MCP clients (Claude, ChatGPT, Cursor) authenticate via the API’s built-in OAuth 2.1 authorization server. After completing the OAuth flow (see OAuth guide), the client receives an EdDSA/Ed25519 signed JWT access token. These tokens look identical to auth service JWTs at the wire level, but they are signed with the API’s own OAuth private key (configured via OAUTH_JWT_PRIVATE_KEY) and contain a type: "oauth_access" claim. Access tokens expire after 1 hour. Use the refresh token to obtain a new access token without re-authorization.

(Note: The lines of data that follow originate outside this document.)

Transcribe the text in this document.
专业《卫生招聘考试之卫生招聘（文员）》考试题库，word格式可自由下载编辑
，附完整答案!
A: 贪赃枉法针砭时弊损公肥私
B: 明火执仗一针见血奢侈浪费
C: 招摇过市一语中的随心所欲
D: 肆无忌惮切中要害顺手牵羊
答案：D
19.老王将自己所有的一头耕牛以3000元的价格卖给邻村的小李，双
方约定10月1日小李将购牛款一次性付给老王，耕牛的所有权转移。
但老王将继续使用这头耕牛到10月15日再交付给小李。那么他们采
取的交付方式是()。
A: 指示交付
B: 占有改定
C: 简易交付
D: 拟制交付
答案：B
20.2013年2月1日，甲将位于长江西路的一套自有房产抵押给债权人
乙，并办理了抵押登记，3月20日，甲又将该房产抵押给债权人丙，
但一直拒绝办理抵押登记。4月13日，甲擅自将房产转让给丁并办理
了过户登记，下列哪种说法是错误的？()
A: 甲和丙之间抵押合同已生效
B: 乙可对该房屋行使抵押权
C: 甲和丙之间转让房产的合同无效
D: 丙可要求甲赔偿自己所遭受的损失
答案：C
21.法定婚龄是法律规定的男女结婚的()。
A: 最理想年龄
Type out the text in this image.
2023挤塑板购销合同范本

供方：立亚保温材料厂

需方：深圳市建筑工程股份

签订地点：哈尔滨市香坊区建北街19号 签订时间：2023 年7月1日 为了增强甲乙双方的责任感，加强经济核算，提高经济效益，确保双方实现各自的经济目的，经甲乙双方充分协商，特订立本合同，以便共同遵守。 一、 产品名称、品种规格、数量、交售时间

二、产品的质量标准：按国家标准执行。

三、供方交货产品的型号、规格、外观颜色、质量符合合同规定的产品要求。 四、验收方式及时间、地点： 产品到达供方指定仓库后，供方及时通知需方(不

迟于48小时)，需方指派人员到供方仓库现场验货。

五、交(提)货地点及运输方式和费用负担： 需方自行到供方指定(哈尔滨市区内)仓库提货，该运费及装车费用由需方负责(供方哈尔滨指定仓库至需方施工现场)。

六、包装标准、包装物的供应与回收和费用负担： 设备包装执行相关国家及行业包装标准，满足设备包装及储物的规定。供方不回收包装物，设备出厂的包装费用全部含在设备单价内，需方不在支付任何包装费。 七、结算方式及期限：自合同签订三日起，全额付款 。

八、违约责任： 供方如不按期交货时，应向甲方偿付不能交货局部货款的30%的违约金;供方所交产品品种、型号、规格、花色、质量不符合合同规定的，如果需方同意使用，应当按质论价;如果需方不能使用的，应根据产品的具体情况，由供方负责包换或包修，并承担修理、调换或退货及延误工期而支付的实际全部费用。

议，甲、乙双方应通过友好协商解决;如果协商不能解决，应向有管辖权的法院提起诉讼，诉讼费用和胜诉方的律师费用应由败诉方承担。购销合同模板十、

How the middleware resolves tokens

  1. If the token starts with sapi_key_, it is validated as an API key (SHA-256 lookup hash, bcrypt verify).
  2. Otherwise, the token is validated as an auth service JWT (EdDSA signature check against the JWKS endpoint).
  3. If auth service JWT validation fails, the token is validated as an OAuth 2.1 access token (EdDSA signature check against the OAuth public key).
  4. If all checks fail, the request is rejected with 401.
All three paths result in the same internal representation: an APIKey record attached to the request context with the user’s ID and plan tier.

Security best practices

  • Never expose keys in frontend code. Keys must only be used server-side.
  • Use environment variables. Do not hardcode keys in source code.
  • Create one key per service. Revoke individual keys if compromised without disrupting others.
  • Monitor last_used_at. Unused keys should be revoked.
  • Rotate OAuth refresh tokens. The API enforces refresh token rotation. Each refresh grants a new token pair.